North America, Canada, Canadian Rockies, East Peak of Mount Stutfield

Publication Year: 1963.

East Peak of Mount Stutfield. It was the assumption of many that, with the ascent of the Center Peak of Mount Bryce in 1961, the last 11,000- foot peak of the Canadian Rockies had been climbed. Bill Hooker and I were therefore rather surprised to find the apparently unclimbed East Peak of Mount Stutfield shown on the Boundary Commission Map as a distinct, separate peak with an elevation of 11,000+ feet. Before dawn on August 15, we forded the Sunwapta River below Tangle Creek and followed the emergent stream from the Stutfield Glaciers to the tongue of the latter. The north lateral moraine of the glacier was followed for a short distance, after which steep slopes and game trails were followed northwest into a hanging valley containing a small, stone-covered glacier. Direct progress from here to the col between East Stutfield and the unnamed 10,900-foot peak was blocked by three formidable cliff bands.

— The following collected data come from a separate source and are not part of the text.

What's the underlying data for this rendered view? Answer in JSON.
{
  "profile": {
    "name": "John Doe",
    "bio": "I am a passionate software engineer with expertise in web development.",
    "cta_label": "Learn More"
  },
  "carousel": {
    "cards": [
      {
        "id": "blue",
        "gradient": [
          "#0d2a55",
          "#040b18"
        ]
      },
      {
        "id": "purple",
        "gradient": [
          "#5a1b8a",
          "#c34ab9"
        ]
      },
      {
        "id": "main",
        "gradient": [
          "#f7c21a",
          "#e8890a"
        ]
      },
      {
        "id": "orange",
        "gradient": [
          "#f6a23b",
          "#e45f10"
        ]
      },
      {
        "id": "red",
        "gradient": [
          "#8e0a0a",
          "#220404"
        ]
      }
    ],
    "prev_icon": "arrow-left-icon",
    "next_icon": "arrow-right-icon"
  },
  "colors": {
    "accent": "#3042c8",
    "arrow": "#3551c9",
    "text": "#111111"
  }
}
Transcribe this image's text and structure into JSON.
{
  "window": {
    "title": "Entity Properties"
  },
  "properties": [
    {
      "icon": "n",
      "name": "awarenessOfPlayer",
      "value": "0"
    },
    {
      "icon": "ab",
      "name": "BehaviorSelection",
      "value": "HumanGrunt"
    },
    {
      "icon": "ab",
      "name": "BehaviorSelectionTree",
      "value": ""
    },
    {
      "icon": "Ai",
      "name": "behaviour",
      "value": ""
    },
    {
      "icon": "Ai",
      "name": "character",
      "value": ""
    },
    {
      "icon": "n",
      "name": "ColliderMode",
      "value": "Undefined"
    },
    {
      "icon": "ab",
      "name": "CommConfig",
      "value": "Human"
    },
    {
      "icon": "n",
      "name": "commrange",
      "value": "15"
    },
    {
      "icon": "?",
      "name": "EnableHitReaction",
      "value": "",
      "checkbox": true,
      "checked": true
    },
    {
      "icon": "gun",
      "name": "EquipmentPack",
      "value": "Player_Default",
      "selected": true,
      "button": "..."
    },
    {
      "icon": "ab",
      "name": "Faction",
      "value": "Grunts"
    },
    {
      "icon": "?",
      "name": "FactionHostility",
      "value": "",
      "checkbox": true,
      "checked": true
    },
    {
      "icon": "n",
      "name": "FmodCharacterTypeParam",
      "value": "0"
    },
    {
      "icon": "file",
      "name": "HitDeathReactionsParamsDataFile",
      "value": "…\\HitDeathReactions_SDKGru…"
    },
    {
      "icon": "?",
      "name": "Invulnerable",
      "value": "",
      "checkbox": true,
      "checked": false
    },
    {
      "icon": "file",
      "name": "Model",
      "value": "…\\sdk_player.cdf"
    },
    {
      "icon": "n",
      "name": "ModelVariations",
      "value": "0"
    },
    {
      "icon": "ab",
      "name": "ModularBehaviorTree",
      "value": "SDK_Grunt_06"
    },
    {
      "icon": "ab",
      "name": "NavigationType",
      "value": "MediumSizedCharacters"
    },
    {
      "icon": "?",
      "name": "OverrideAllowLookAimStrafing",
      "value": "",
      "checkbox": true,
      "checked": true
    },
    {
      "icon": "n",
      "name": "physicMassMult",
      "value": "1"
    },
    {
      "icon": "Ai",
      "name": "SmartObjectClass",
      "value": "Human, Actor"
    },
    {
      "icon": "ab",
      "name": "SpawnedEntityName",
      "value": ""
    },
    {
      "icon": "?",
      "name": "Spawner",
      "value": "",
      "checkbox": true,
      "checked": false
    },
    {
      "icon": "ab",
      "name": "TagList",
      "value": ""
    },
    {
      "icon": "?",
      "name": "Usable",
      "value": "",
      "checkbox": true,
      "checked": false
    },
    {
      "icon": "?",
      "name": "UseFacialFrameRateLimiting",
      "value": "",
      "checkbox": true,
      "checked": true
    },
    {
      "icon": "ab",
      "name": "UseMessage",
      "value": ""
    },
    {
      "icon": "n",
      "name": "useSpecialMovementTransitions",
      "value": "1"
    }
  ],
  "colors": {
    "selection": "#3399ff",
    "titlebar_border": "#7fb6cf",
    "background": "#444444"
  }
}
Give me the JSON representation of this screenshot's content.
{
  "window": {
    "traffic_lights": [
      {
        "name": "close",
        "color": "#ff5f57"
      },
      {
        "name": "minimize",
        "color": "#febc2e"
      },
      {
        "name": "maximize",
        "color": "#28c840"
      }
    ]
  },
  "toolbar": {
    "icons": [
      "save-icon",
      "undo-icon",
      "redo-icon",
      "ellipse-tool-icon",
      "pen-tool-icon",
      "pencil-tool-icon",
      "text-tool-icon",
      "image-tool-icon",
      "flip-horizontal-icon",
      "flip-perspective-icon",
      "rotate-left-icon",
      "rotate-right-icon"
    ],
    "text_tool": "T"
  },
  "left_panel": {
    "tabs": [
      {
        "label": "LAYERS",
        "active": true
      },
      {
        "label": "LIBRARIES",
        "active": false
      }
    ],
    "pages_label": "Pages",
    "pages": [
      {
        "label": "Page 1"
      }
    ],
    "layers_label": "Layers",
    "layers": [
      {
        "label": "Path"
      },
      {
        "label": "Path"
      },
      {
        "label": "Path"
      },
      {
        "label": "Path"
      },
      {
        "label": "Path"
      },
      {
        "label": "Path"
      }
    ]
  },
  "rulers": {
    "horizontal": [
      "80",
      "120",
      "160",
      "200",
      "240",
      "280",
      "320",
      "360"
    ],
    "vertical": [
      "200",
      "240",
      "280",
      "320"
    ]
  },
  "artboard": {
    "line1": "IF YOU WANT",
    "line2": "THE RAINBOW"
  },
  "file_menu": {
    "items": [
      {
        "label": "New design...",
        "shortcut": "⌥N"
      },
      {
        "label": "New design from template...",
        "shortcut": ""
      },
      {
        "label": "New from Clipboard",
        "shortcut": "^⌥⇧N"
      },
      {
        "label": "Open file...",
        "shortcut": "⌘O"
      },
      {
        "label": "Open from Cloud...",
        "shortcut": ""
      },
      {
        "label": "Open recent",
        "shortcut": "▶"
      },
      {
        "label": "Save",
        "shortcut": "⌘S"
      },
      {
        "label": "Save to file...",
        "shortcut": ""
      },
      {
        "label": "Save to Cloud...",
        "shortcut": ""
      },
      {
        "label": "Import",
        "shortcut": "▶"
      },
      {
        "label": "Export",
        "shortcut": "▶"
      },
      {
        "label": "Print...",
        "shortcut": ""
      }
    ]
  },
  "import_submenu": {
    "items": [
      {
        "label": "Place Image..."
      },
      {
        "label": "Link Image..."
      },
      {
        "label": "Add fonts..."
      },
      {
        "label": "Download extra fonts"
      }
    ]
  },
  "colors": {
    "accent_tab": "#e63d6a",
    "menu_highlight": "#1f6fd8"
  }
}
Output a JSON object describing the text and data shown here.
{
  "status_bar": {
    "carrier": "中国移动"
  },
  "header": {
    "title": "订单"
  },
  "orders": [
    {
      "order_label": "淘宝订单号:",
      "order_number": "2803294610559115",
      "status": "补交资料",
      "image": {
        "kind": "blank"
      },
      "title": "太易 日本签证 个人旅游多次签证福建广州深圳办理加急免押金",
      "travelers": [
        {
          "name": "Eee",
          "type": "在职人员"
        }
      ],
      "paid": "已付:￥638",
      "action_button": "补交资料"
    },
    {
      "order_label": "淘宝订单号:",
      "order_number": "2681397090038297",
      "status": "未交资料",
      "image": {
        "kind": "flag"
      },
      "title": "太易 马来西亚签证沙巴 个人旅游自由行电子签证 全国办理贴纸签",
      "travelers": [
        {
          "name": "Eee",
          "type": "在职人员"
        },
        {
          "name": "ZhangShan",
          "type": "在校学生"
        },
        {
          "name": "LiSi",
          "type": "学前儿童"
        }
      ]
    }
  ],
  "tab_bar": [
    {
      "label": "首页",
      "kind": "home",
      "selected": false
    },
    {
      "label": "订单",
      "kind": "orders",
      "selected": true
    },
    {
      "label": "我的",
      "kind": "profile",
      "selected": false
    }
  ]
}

However, a few hundred yards to the right, we worked out a route up a steep snow gully, followed by several hundred feet of moderate scrambling to an unstable scree band along which we traversed left to the col. The objective peak was then ascended by moderate ice and crusted snow on its northwest ridge. The rounded, dome-like summit lies, like Mount Kitchener, along the very eastern edge of the Columbia Icefield, and drops very precipitously to the east. After a brief stop, we descended to the broad col between the two Stutfield Peaks, and climbed the higher main peak, whence we returned to the highway via the Columbia Icefield and Athabaska Glacier.